DisplayPort is an interface specification approved by the Video Electronics Standards Association (VESA), with other sub-classification like mini display and thunderbolt
in the same digital product category. DisplayPort does not require copyright fees and aims to leapfrog DVI and HDMI interface technologies in several areas. DisplayPort utilizes the PCI Express electrical layer, which currently operates at 2.5 Gbps, to achieve a total bandwidth of up to 10.8 Gbps for four channels. DisplayPort will support the transmission of high-definition audio signals while transmitting video signals, supporting higher resolutions and refresh rates.
In fact, many professional monitors, especially CRT professional monitors, are VGA interfaces. This is not because VGA is old, but VGA can actually achieve very good results, even compared to DVI, can achieve 10bit output, which is DVI can not do, but also HDMI is only realized in the near future.
The bandwidth of VGA is indeed relatively small, but if the material is good enough and the workmanship is qualified, VGA can support a resolution of 2560*1600. HDMI mainly transforms analog signal transmission into digital signal transmission, adds HDCP copyright protection mechanism, and solves the shortcomings of DVI transmission distance being too short and susceptible to interference, and at the same time adding support for audio signal transmission.

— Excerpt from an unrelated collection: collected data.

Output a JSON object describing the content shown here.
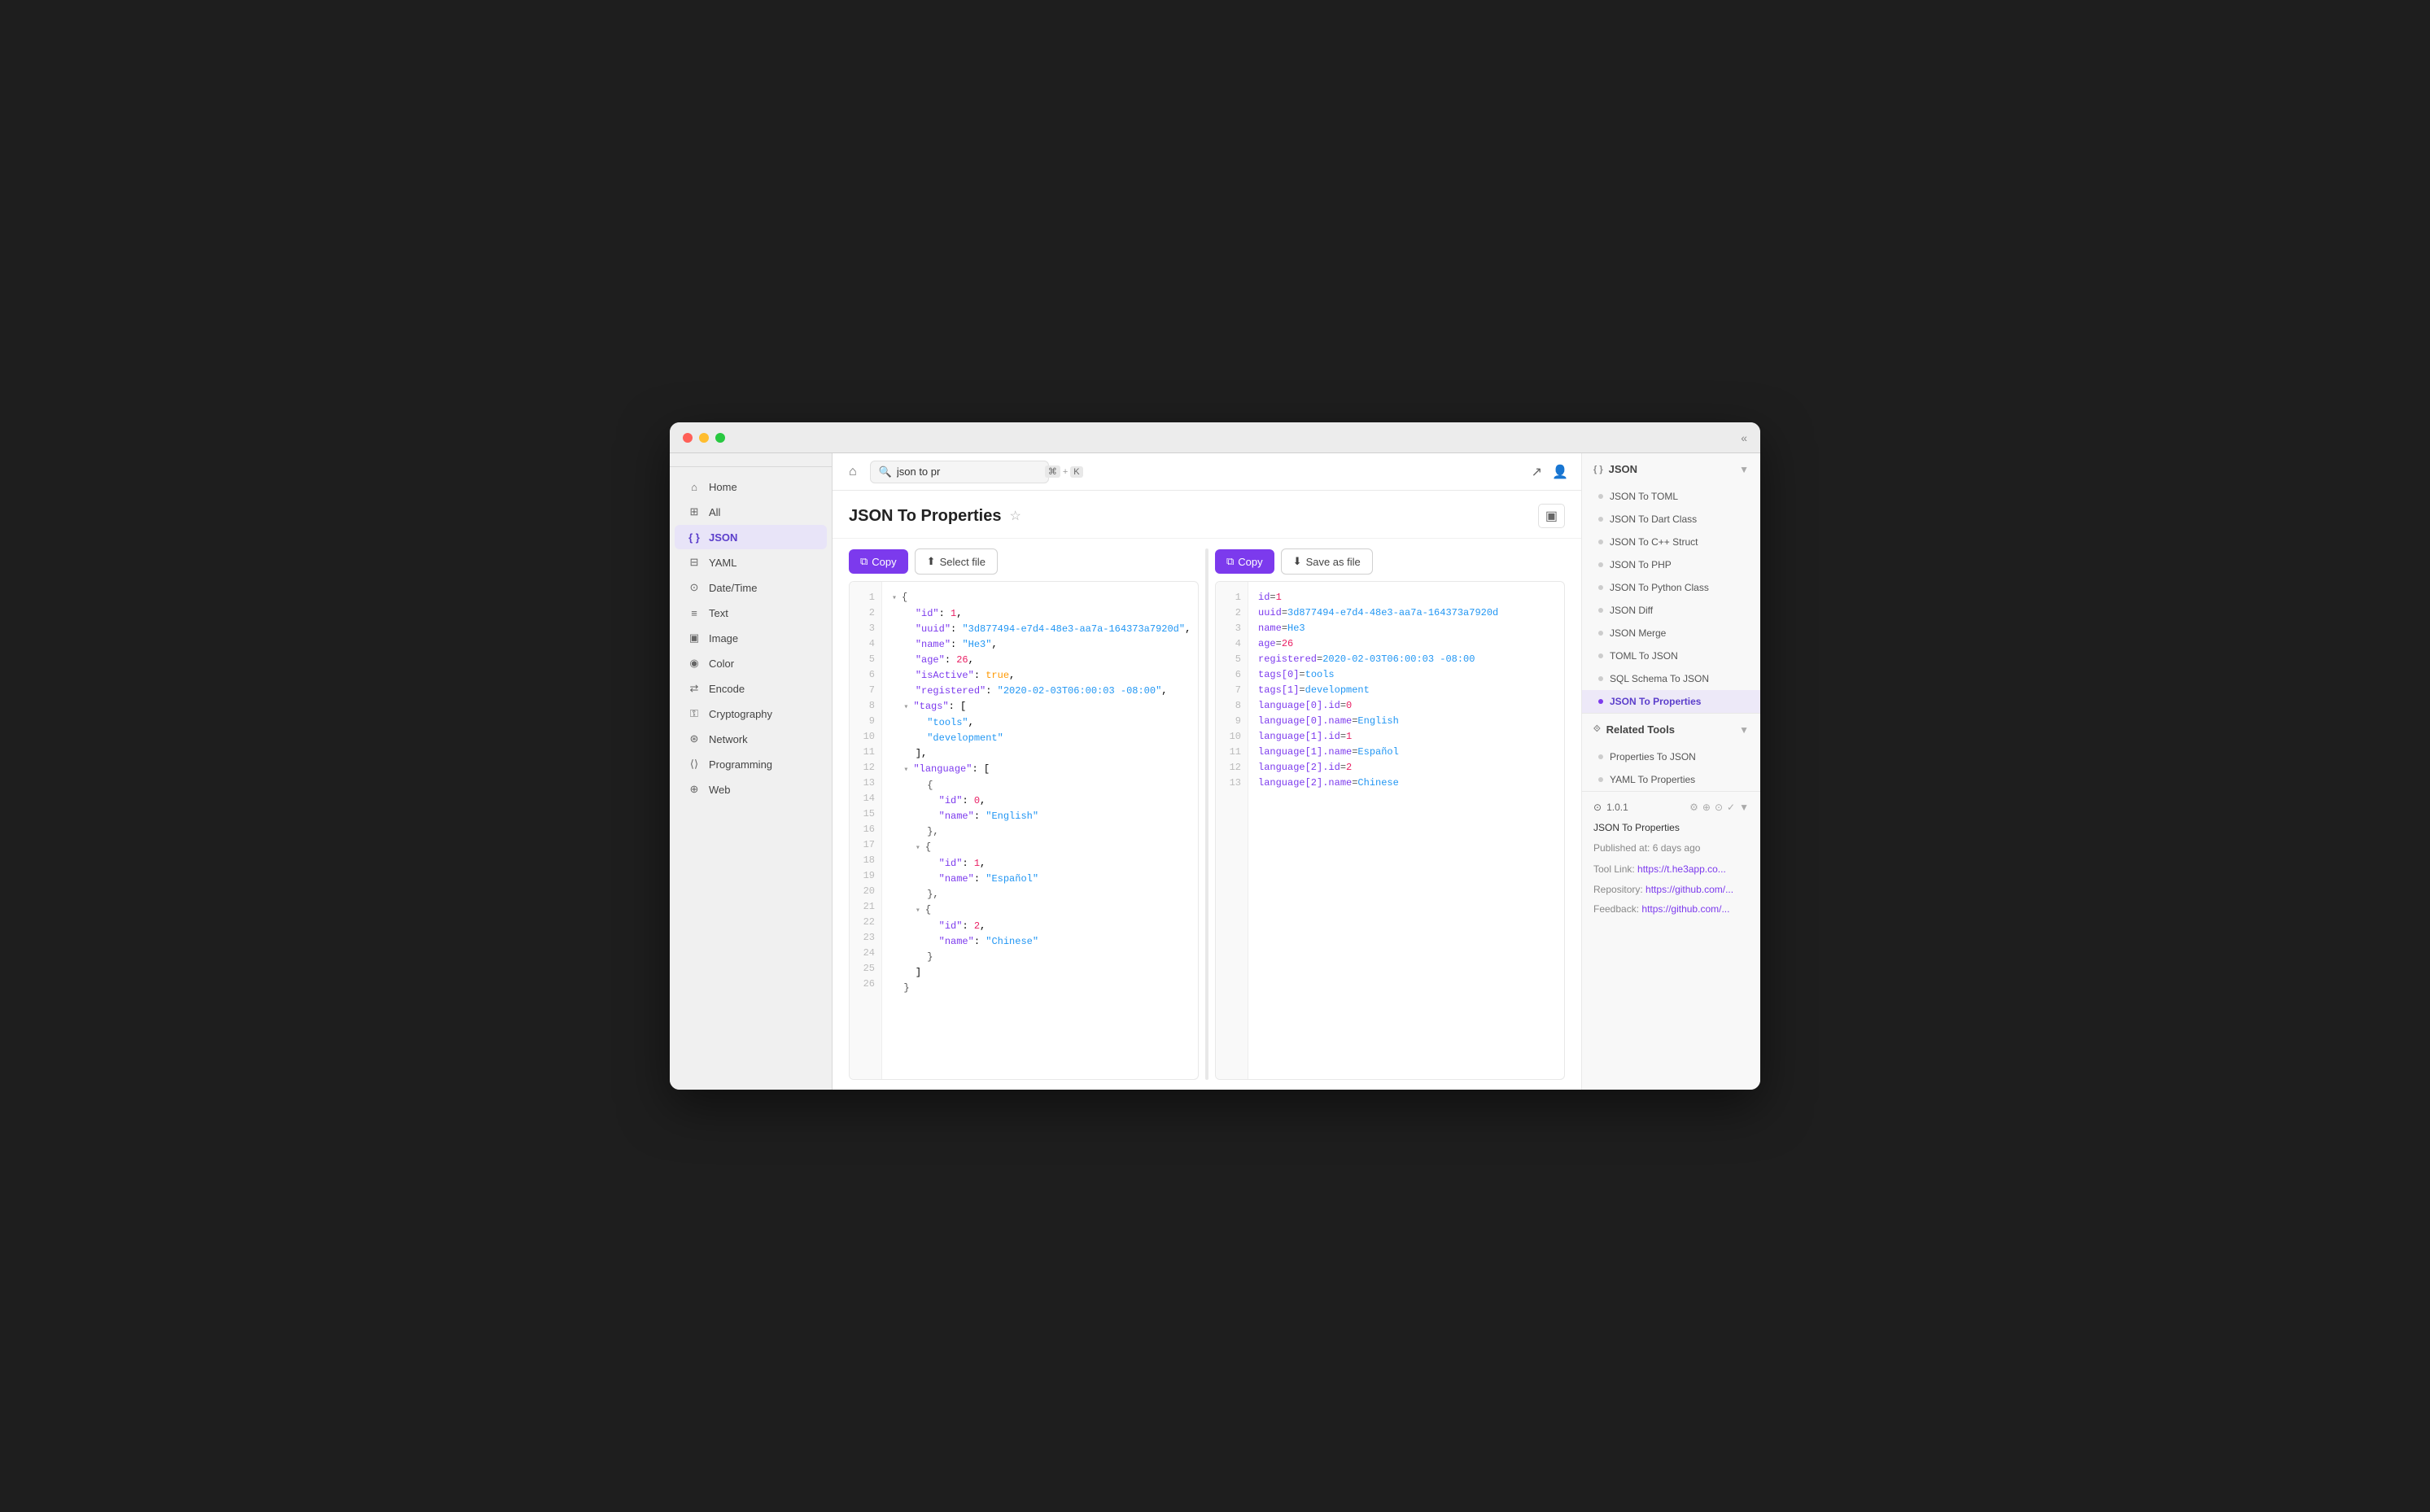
{
  "window": {
    "title": "JSON To Properties"
  },
  "titlebar": {
    "collapse_icon": "«"
  },
  "topbar": {
    "home_icon": "⌂",
    "search_placeholder": "json to pr",
    "shortcut_meta": "⌘",
    "shortcut_key": "K",
    "share_icon": "↗",
    "user_icon": "👤"
  },
  "page": {
    "title": "JSON To Properties",
    "star_icon": "☆",
    "layout_icon": "▣"
  },
  "sidebar": {
    "items": [
      {
        "id": "home",
        "label": "Home",
        "icon": "⌂",
        "active": false
      },
      {
        "id": "all",
        "label": "All",
        "icon": "⊞",
        "active": false
      },
      {
        "id": "json",
        "label": "JSON",
        "icon": "{ }",
        "active": true
      },
      {
        "id": "yaml",
        "label": "YAML",
        "icon": "⊟",
        "active": false
      },
      {
        "id": "datetime",
        "label": "Date/Time",
        "icon": "⊙",
        "active": false
      },
      {
        "id": "text",
        "label": "Text",
        "icon": "≡",
        "active": false
      },
      {
        "id": "image",
        "label": "Image",
        "icon": "▣",
        "active": false
      },
      {
        "id": "color",
        "label": "Color",
        "icon": "◉",
        "active": false
      },
      {
        "id": "encode",
        "label": "Encode",
        "icon": "⇄",
        "active": false
      },
      {
        "id": "cryptography",
        "label": "Cryptography",
        "icon": "⚿",
        "active": false
      },
      {
        "id": "network",
        "label": "Network",
        "icon": "⊛",
        "active": false
      },
      {
        "id": "programming",
        "label": "Programming",
        "icon": "⟨⟩",
        "active": false
      },
      {
        "id": "web",
        "label": "Web",
        "icon": "⊕",
        "active": false
      }
    ]
  },
  "left_panel": {
    "copy_btn": "Copy",
    "select_file_btn": "Select file",
    "copy_icon": "⧉",
    "select_icon": "⬆",
    "code_lines": [
      {
        "num": 1,
        "indent": 0,
        "has_chevron": true,
        "content_html": "<span class=\"json-brace\">{</span>"
      },
      {
        "num": 2,
        "indent": 1,
        "content_html": "<span class=\"json-key\">\"id\"</span><span>: </span><span class=\"json-number\">1</span><span>,</span>"
      },
      {
        "num": 3,
        "indent": 1,
        "content_html": "<span class=\"json-key\">\"uuid\"</span><span>: </span><span class=\"json-string\">\"3d877494-e7d4-48e3-aa7a-164373a7920d\"</span><span>,</span>"
      },
      {
        "num": 4,
        "indent": 1,
        "content_html": "<span class=\"json-key\">\"name\"</span><span>: </span><span class=\"json-string\">\"He3\"</span><span>,</span>"
      },
      {
        "num": 5,
        "indent": 1,
        "content_html": "<span class=\"json-key\">\"age\"</span><span>: </span><span class=\"json-number\">26</span><span>,</span>"
      },
      {
        "num": 6,
        "indent": 1,
        "content_html": "<span class=\"json-key\">\"isActive\"</span><span>: </span><span class=\"json-bool\">true</span><span>,</span>"
      },
      {
        "num": 7,
        "indent": 1,
        "content_html": "<span class=\"json-key\">\"registered\"</span><span>: </span><span class=\"json-string\">\"2020-02-03T06:00:03 -08:00\"</span><span>,</span>"
      },
      {
        "num": 8,
        "indent": 1,
        "has_chevron": true,
        "content_html": "<span class=\"json-key\">\"tags\"</span><span>: [</span>"
      },
      {
        "num": 9,
        "indent": 2,
        "content_html": "<span class=\"json-string\">\"tools\"</span><span>,</span>"
      },
      {
        "num": 10,
        "indent": 2,
        "content_html": "<span class=\"json-string\">\"development\"</span>"
      },
      {
        "num": 11,
        "indent": 1,
        "content_html": "<span>],</span>"
      },
      {
        "num": 12,
        "indent": 1,
        "has_chevron": true,
        "content_html": "<span class=\"json-key\">\"language\"</span><span>: [</span>"
      },
      {
        "num": 13,
        "indent": 2,
        "content_html": "<span class=\"json-brace\">{</span>"
      },
      {
        "num": 14,
        "indent": 3,
        "content_html": "<span class=\"json-key\">\"id\"</span><span>: </span><span class=\"json-number\">0</span><span>,</span>"
      },
      {
        "num": 15,
        "indent": 3,
        "content_html": "<span class=\"json-key\">\"name\"</span><span>: </span><span class=\"json-string\">\"English\"</span>"
      },
      {
        "num": 16,
        "indent": 2,
        "content_html": "<span class=\"json-brace\">},</span>"
      },
      {
        "num": 17,
        "indent": 2,
        "has_chevron": true,
        "content_html": "<span class=\"json-brace\">{</span>"
      },
      {
        "num": 18,
        "indent": 3,
        "content_html": "<span class=\"json-key\">\"id\"</span><span>: </span><span class=\"json-number\">1</span><span>,</span>"
      },
      {
        "num": 19,
        "indent": 3,
        "content_html": "<span class=\"json-key\">\"name\"</span><span>: </span><span class=\"json-string\">\"Español\"</span>"
      },
      {
        "num": 20,
        "indent": 2,
        "content_html": "<span class=\"json-brace\">},</span>"
      },
      {
        "num": 21,
        "indent": 2,
        "has_chevron": true,
        "content_html": "<span class=\"json-brace\">{</span>"
      },
      {
        "num": 22,
        "indent": 3,
        "content_html": "<span class=\"json-key\">\"id\"</span><span>: </span><span class=\"json-number\">2</span><span>,</span>"
      },
      {
        "num": 23,
        "indent": 3,
        "content_html": "<span class=\"json-key\">\"name\"</span><span>: </span><span class=\"json-string\">\"Chinese\"</span>"
      },
      {
        "num": 24,
        "indent": 2,
        "content_html": "<span class=\"json-brace\">}</span>"
      },
      {
        "num": 25,
        "indent": 1,
        "content_html": "<span>]</span>"
      },
      {
        "num": 26,
        "indent": 0,
        "content_html": "<span class=\"json-brace\">}</span>"
      }
    ]
  },
  "right_panel": {
    "copy_btn": "Copy",
    "save_btn": "Save as file",
    "copy_icon": "⧉",
    "save_icon": "⬇",
    "props_lines": [
      {
        "num": 1,
        "content": "id=1",
        "key": "id",
        "val": "1",
        "val_type": "num"
      },
      {
        "num": 2,
        "content": "uuid=3d877494-e7d4-48e3-aa7a-164373a7920d",
        "key": "uuid",
        "val": "3d877494-e7d4-48e3-aa7a-164373a7920d",
        "val_type": "str"
      },
      {
        "num": 3,
        "content": "name=He3",
        "key": "name",
        "val": "He3",
        "val_type": "str"
      },
      {
        "num": 4,
        "content": "age=26",
        "key": "age",
        "val": "26",
        "val_type": "num"
      },
      {
        "num": 5,
        "content": "registered=2020-02-03T06:00:03 -08:00",
        "key": "registered",
        "val": "2020-02-03T06:00:03 -08:00",
        "val_type": "str"
      },
      {
        "num": 6,
        "content": "tags[0]=tools",
        "key": "tags[0]",
        "val": "tools",
        "val_type": "str"
      },
      {
        "num": 7,
        "content": "tags[1]=development",
        "key": "tags[1]",
        "val": "development",
        "val_type": "str"
      },
      {
        "num": 8,
        "content": "language[0].id=0",
        "key": "language[0].id",
        "val": "0",
        "val_type": "num"
      },
      {
        "num": 9,
        "content": "language[0].name=English",
        "key": "language[0].name",
        "val": "English",
        "val_type": "str"
      },
      {
        "num": 10,
        "content": "language[1].id=1",
        "key": "language[1].id",
        "val": "1",
        "val_type": "num"
      },
      {
        "num": 11,
        "content": "language[1].name=Español",
        "key": "language[1].name",
        "val": "Español",
        "val_type": "str"
      },
      {
        "num": 12,
        "content": "language[2].id=2",
        "key": "language[2].id",
        "val": "2",
        "val_type": "num"
      },
      {
        "num": 13,
        "content": "language[2].name=Chinese",
        "key": "language[2].name",
        "val": "Chinese",
        "val_type": "str"
      }
    ]
  },
  "right_sidebar": {
    "json_section": {
      "title": "JSON",
      "items": [
        {
          "id": "json-to-toml",
          "label": "JSON To TOML",
          "active": false
        },
        {
          "id": "json-to-dart-class",
          "label": "JSON To Dart Class",
          "active": false
        },
        {
          "id": "json-to-cpp-struct",
          "label": "JSON To C++ Struct",
          "active": false
        },
        {
          "id": "json-to-php",
          "label": "JSON To PHP",
          "active": false
        },
        {
          "id": "json-to-python-class",
          "label": "JSON To Python Class",
          "active": false
        },
        {
          "id": "json-diff",
          "label": "JSON Diff",
          "active": false
        },
        {
          "id": "json-merge",
          "label": "JSON Merge",
          "active": false
        },
        {
          "id": "toml-to-json",
          "label": "TOML To JSON",
          "active": false
        },
        {
          "id": "sql-schema-to-json",
          "label": "SQL Schema To JSON",
          "active": false
        },
        {
          "id": "json-to-properties",
          "label": "JSON To Properties",
          "active": true
        }
      ]
    },
    "related_section": {
      "title": "Related Tools",
      "items": [
        {
          "id": "properties-to-json",
          "label": "Properties To JSON",
          "active": false
        },
        {
          "id": "yaml-to-properties",
          "label": "YAML To Properties",
          "active": false
        }
      ]
    },
    "version": {
      "label": "1.0.1",
      "tool_name": "JSON To Properties",
      "published": "Published at: 6 days ago",
      "tool_link_label": "Tool Link:",
      "tool_link_text": "https://t.he3app.co...",
      "repo_label": "Repository:",
      "repo_link_text": "https://github.com/...",
      "feedback_label": "Feedback:",
      "feedback_link_text": "https://github.com/..."
    }
  }
}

DP's goal from the beginning of design was to replace HDMI, which has almost all the features of HDMI, but the current penetration rate is still relatively low. However, the advantage of DP over HDMI is that the bandwidth is much larger, the transmission distance is longer, and the transmission quality is better. The key is to support the multi-monitor link of the Daisy Chain method, which is impossible for other interfaces.